Ethique et Neurochirurgie

, par  Manuel LOPES , popularité : 3%

SPECIFICITES NEUROCHIRUGICALES ?

**LA NEUROCHIRURGIE PREVENTIVE :

Neuroimagerie et dépistage : prenons l’exemple d’une phacomatose familiale, ou encore d’une cavernomatose familiale, maladies génétiques, par définition incurables, mais que l’on sait dépister. Une des techniques, outre la preuve génétique, est la place de la neuroradiologie. Un examen indolore pour le patient, et qui permet de statuer sur sa maladie potentielle, mais surtout sur son sort !
L’information a une place capitale, mais elle a plus pour objectif de responsabiliser le patient en connaissance de cause, plutôt que d’obtenir un quelconque consentement nécessaire à l’enrichissement de nos bases de données. Il faut sans cesse penser à la balance du risque / bénéfice. C’est pourquoi l’information doit être la plus objective possible, sans négliger le droit du patient à ne pas vouloir savoir.
En effet, ce dépistage peut être assimilé à une épée de Damoclès, en mettant en exergue une lésion incurable et potentiellement menaçante sur le plan vital. De fait, un patient en bonne santé apparente, se voit condamné avec toutes les répercussions qui s’ensuivent.
Dans ces cas particuliers, l’information doit être progressive, de qualité, aidée d’intervenants spécialisés, mais capitale au maintien de la confiance.

Traitement préventif : le cas classique, est celui de l’anévrisme cérébral de découverte fortuite. Si l’anévrisme est à haut risque de saignement, il justifierait un traitement. Ce traitement est parfois indiqué à titre préventif des lors qu’aucune manifestation clinique ni radiologique ne soit rapportée (découverte fortuite). Quid des anévrismes de petite taille ? Quid des anévrismes multiples (10 à 20% des cas) ?
L’importance de l’histoire naturelle n’est pas à démontrer, mais là encore, l’information du patient doit primer. Les ruptures d’anévrisme au volant de sa voiture sont peut-être rarissimes, mais nul ne peut ignorer cette hypothèse. Faut-il au nom du bien public interdire la conduite automobile à une personne porteuse d’un petit anévrisme en cours de surveillance ? Faut-il interdire à cette personne d’exercer son métier dès lors qu’il interfère avec la vie des autres (chauffeur de bus, chirurgien…) ?
Un autre cas de figure, est le traitement chirurgical des gliomes de bas grade (10). Il s’agit d’une tumeur bénigne pour laquelle l’histoire naturelle de la maladie commence seulement à se préciser, mais étant considérée pendant très longtemps comme une maladie non évolutive.

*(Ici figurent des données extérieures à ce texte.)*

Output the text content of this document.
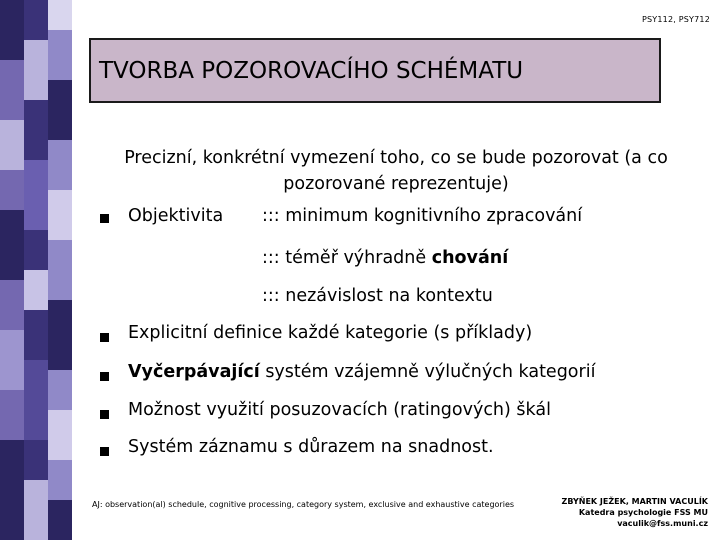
PSY112, PSY712
TVORBA POZOROVACÍHO SCHÉMATU
Precizní, konkrétní vymezení toho, co se bude pozorovat (a co pozorované reprezentuje)
Objektivita ::: minimum kognitivního zpracování
::: téměř výhradně chování
::: nezávislost na kontextu
Explicitní definice každé kategorie (s příklady)
Vyčerpávající systém vzájemně výlučných kategorií
Možnost využití posuzovacích (ratingových) škál
Systém záznamu s důrazem na snadnost.
AJ: observation(al) schedule, cognitive processing, category system, exclusive and exhaustive categories	ZBYŇEK JEŽEK, MARTIN VACULÍK
Katedra psychologie FSS MU
vaculik@fss.muni.cz
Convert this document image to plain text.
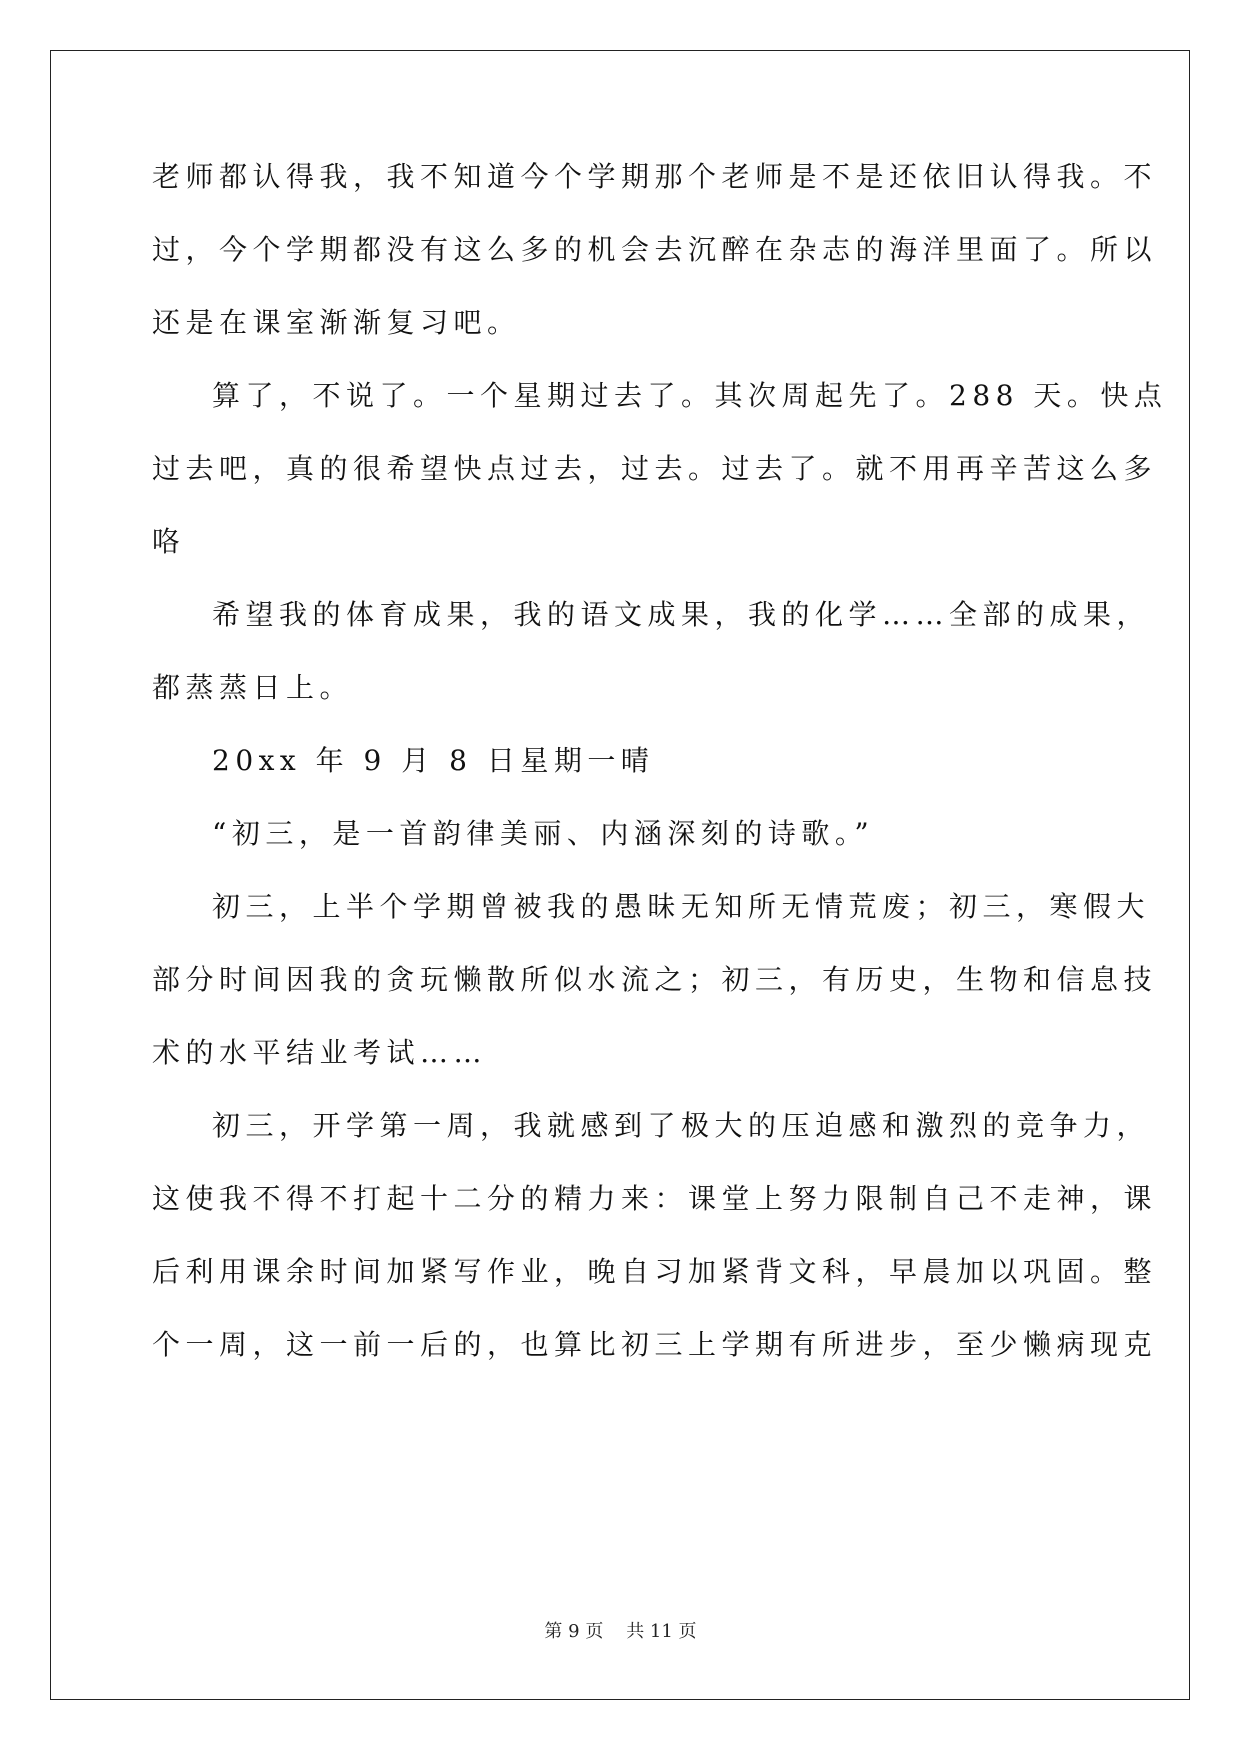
老师都认得我，我不知道今个学期那个老师是不是还依旧认得我。不
过，今个学期都没有这么多的机会去沉醉在杂志的海洋里面了。所以
还是在课室渐渐复习吧。
算了，不说了。一个星期过去了。其次周起先了。288 天。快点
过去吧，真的很希望快点过去，过去。过去了。就不用再辛苦这么多
咯
希望我的体育成果，我的语文成果，我的化学……全部的成果，
都蒸蒸日上。
20xx 年 9 月 8 日星期一晴
“初三，是一首韵律美丽、内涵深刻的诗歌。”
初三，上半个学期曾被我的愚昧无知所无情荒废；初三，寒假大
部分时间因我的贪玩懒散所似水流之；初三，有历史，生物和信息技
术的水平结业考试……
初三，开学第一周，我就感到了极大的压迫感和激烈的竞争力，
这使我不得不打起十二分的精力来：课堂上努力限制自己不走神，课
后利用课余时间加紧写作业，晚自习加紧背文科，早晨加以巩固。整
个一周，这一前一后的，也算比初三上学期有所进步，至少懒病现克
第 9 页    共 11 页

Ainsi, suivant l’appartenance neurochirurgicale à une école attentiste, ou bien à une école thérapeutique, le même patient n’avait pas la même prise en charge, jusqu’au développement de neurochirurgie éveillée début des années 2000 qui a incité certains collègues neurochirurgiens à la réalisation d’exérèses tumorales extensives… Devant une telle disparité dans la prise en charge du patient pour une même pathologie, l’on peut s’interroger sur la notion de perte de chance du patient. Qui a raison ? Qui a tort ? Même si nombreuses études ont tendance à démontrer que la maladie est évolutive aussi bien en volume, mais qu’il existe également un potentiel de transformation maligne, faut-il pou autant inciter à des exérèses tumorales extensives au risque de générer des dégradations sur le plan psychologique et/ou cognitif ?
Certes, la technicité ayant évolué, nous pouvons pratiquer des exérèses tumorales dans les zones dites fonctionnelles, mais au moindre accident ischémique lié à l’aléas, les séquelles seront définitives : sommes nous en droit de faire courir ce risque au patient qui est porteur d’une tumeur mais totalement asymptomatique dans la majorité des cas ?

La prévention va systématiquement mettre en balance la liberté individuelle et sa responsabilité, mais aussi le bien être individuel et celui de la société, car elle objective un gain collectif, au détriment d’un stress individuel, puisque par définition probabiliste.
Mais la prévention doit surtout être équitable : il s’agit de proposer à tous les sujets à risque la même démarche : doit-on faire un dépistage chez toutes les personnes proches d’un patient porteur d’un anévrisme, puisque l’origine la plus fréquente est idiopathique, mais que l’on ne peut formellement éliminer de rares cas familiaux ?
Qui va alors supporter les couts générés par cette démarche non pas scientifique mais basée sur la crainte du risque zéro, c’est à dire en application du principe de précaution ?
Ainsi donc, ne pas confondre préventif et manque de rigueur dans la démarche de prévention.